Title :
K-means clustering based SVM ensemble methods for imbalanced data problem
Author :
Jaedong Lee ; Jee-Hyong Lee
Author_Institution :
Dept. of Electr. & Comput. Eng., Sungkyunkwan Univ., Suwon, South Korea
Abstract :
When the number of data in one class is significantly larger or less than the data in other class, under machine learning algorithm for classification, a problem of learning generalization occurs to the specific class and this is called imbalanced data problem. In this paper, we propose a novel method to solve the imbalanced data problem. We first divide data into clusters using K-means clustering algorithm and create classifier using the Support Vector Machine (SVM) method on each cluster. Before making classifier for each cluster, we are balancing the data for each cluster using data sampling techniques. After all classifiers are made for each cluster, we validate each classifier´s performance using validation data. Final classification result would be calculated using the test data by aggregating all the cluster´s classification results. We are using not only the results from the classifiers in each clusters, but also the credit of each classifier and data membership to each cluster.

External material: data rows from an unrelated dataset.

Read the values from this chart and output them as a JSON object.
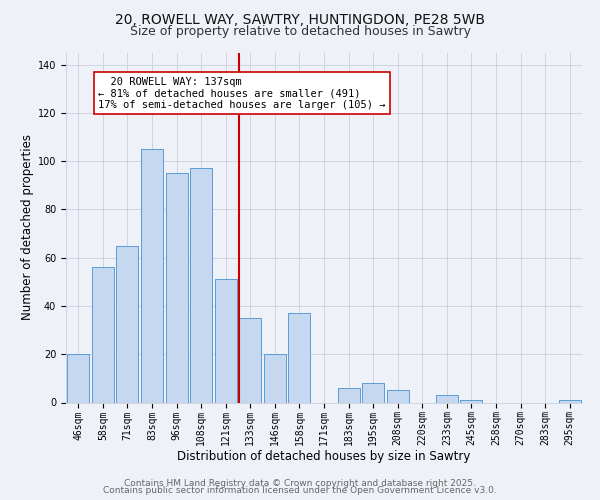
{
  "title_line1": "20, ROWELL WAY, SAWTRY, HUNTINGDON, PE28 5WB",
  "title_line2": "Size of property relative to detached houses in Sawtry",
  "xlabel": "Distribution of detached houses by size in Sawtry",
  "ylabel": "Number of detached properties",
  "categories": [
    "46sqm",
    "58sqm",
    "71sqm",
    "83sqm",
    "96sqm",
    "108sqm",
    "121sqm",
    "133sqm",
    "146sqm",
    "158sqm",
    "171sqm",
    "183sqm",
    "195sqm",
    "208sqm",
    "220sqm",
    "233sqm",
    "245sqm",
    "258sqm",
    "270sqm",
    "283sqm",
    "295sqm"
  ],
  "values": [
    20,
    56,
    65,
    105,
    95,
    97,
    51,
    35,
    20,
    37,
    0,
    6,
    8,
    5,
    0,
    3,
    1,
    0,
    0,
    0,
    1
  ],
  "bar_color": "#c5d8f0",
  "bar_edge_color": "#5b9bd5",
  "vline_color": "#cc0000",
  "annotation_title": "20 ROWELL WAY: 137sqm",
  "annotation_line2": "← 81% of detached houses are smaller (491)",
  "annotation_line3": "17% of semi-detached houses are larger (105) →",
  "annotation_box_edge": "#cc0000",
  "annotation_box_face": "#ffffff",
  "ylim": [
    0,
    145
  ],
  "yticks": [
    0,
    20,
    40,
    60,
    80,
    100,
    120,
    140
  ],
  "footer_line1": "Contains HM Land Registry data © Crown copyright and database right 2025.",
  "footer_line2": "Contains public sector information licensed under the Open Government Licence v3.0.",
  "background_color": "#eef2f8",
  "plot_background": "#eef2f8",
  "grid_color": "#c8d0dc",
  "title_fontsize": 10,
  "subtitle_fontsize": 9,
  "axis_label_fontsize": 8.5,
  "tick_fontsize": 7,
  "footer_fontsize": 6.5,
  "annotation_fontsize": 7.5
}
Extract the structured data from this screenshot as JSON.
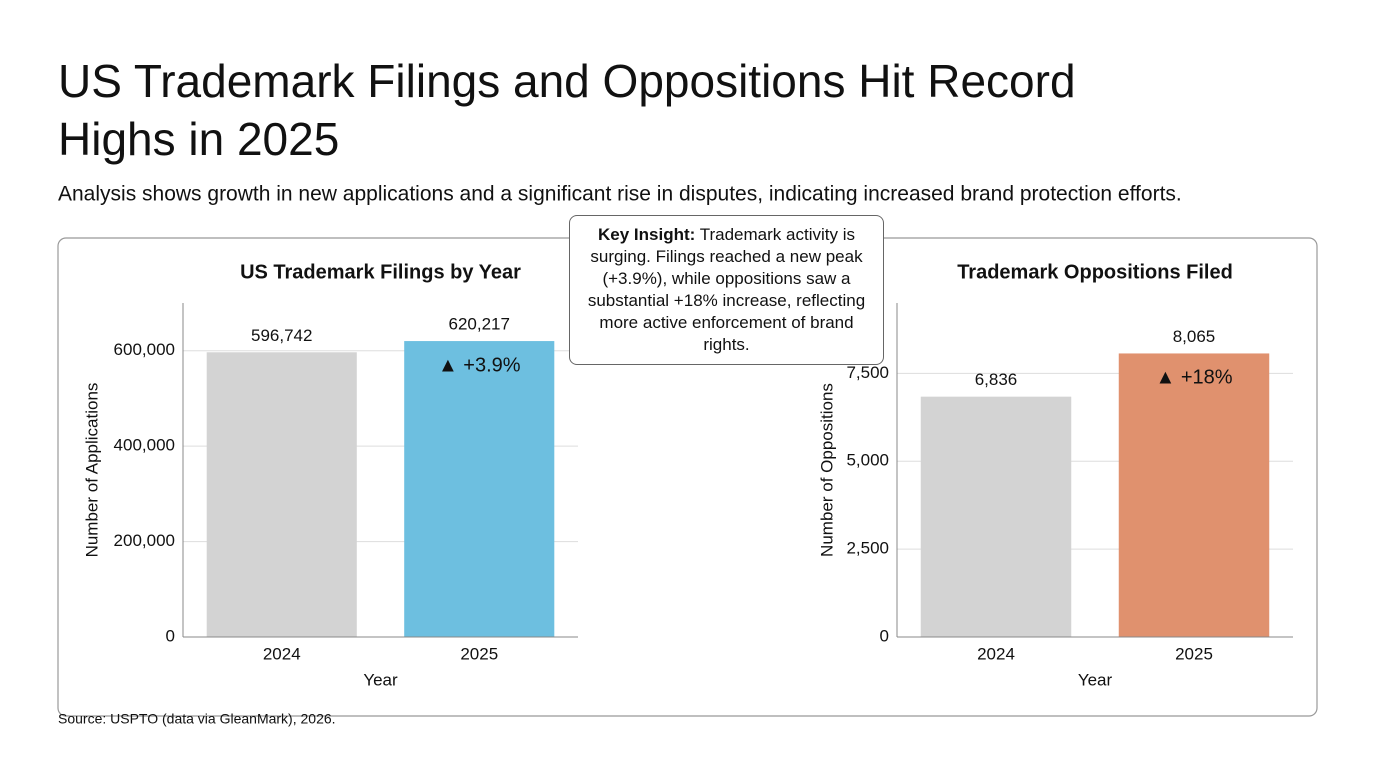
{
  "title": "US Trademark Filings and Oppositions Hit Record Highs in 2025",
  "subtitle": "Analysis shows growth in new applications and a significant rise in disputes, indicating increased brand protection efforts.",
  "insight": {
    "label": "Key Insight:",
    "text": "Trademark activity is surging. Filings reached a new peak (+3.9%), while oppositions saw a substantial +18% increase, reflecting more active enforcement of brand rights."
  },
  "source": "Source: USPTO (data via GleanMark), 2026.",
  "chart_data": [
    {
      "type": "bar",
      "title": "US Trademark Filings by Year",
      "x_label": "Year",
      "y_label": "Number of Applications",
      "categories": [
        "2024",
        "2025"
      ],
      "values": [
        596742,
        620217
      ],
      "value_labels": [
        "596,742",
        "620,217"
      ],
      "colors": [
        "#d3d3d3",
        "#6dbfe0"
      ],
      "annotation": "▲ +3.9%",
      "ylim": [
        0,
        700000
      ],
      "yticks": [
        0,
        {
          "value": 200000,
          "label": "200,000"
        },
        {
          "value": 400000,
          "label": "400,000"
        },
        {
          "value": 600000,
          "label": "600,000"
        }
      ],
      "grid": true
    },
    {
      "type": "bar",
      "title": "Trademark Oppositions Filed",
      "x_label": "Year",
      "y_label": "Number of Oppositions",
      "categories": [
        "2024",
        "2025"
      ],
      "values": [
        6836,
        8065
      ],
      "value_labels": [
        "6,836",
        "8,065"
      ],
      "colors": [
        "#d3d3d3",
        "#e0916e"
      ],
      "annotation": "▲ +18%",
      "ylim": [
        0,
        9500
      ],
      "yticks": [
        0,
        {
          "value": 2500,
          "label": "2,500"
        },
        {
          "value": 5000,
          "label": "5,000"
        },
        {
          "value": 7500,
          "label": "7,500"
        }
      ],
      "grid": true
    }
  ]
}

We have verified that the proposed classification method shows better performance than the existing machine learning algorithms for imbalanced data classification problem.
Keywords :
learning (artificial intelligence); pattern classification; pattern clustering; support vector machines; SVM ensemble method; cluster classification; imbalanced data classification problem; k-means clustering; machine learning algorithm; support vector machine; Clustering algorithms; Machine learning algorithms; Pattern recognition; Rain; Support vector machines; Training data; SVM ensemble method; data membership; imbalanced data; k-means clustering;
Conference_Titel :
Soft Computing and Intelligent Systems (SCIS), 2014 Joint 7th International Conference on and Advanced Intelligent Systems (ISIS), 15th International Symposium on
DOI :
10.1109/SCIS-ISIS.2014.7044861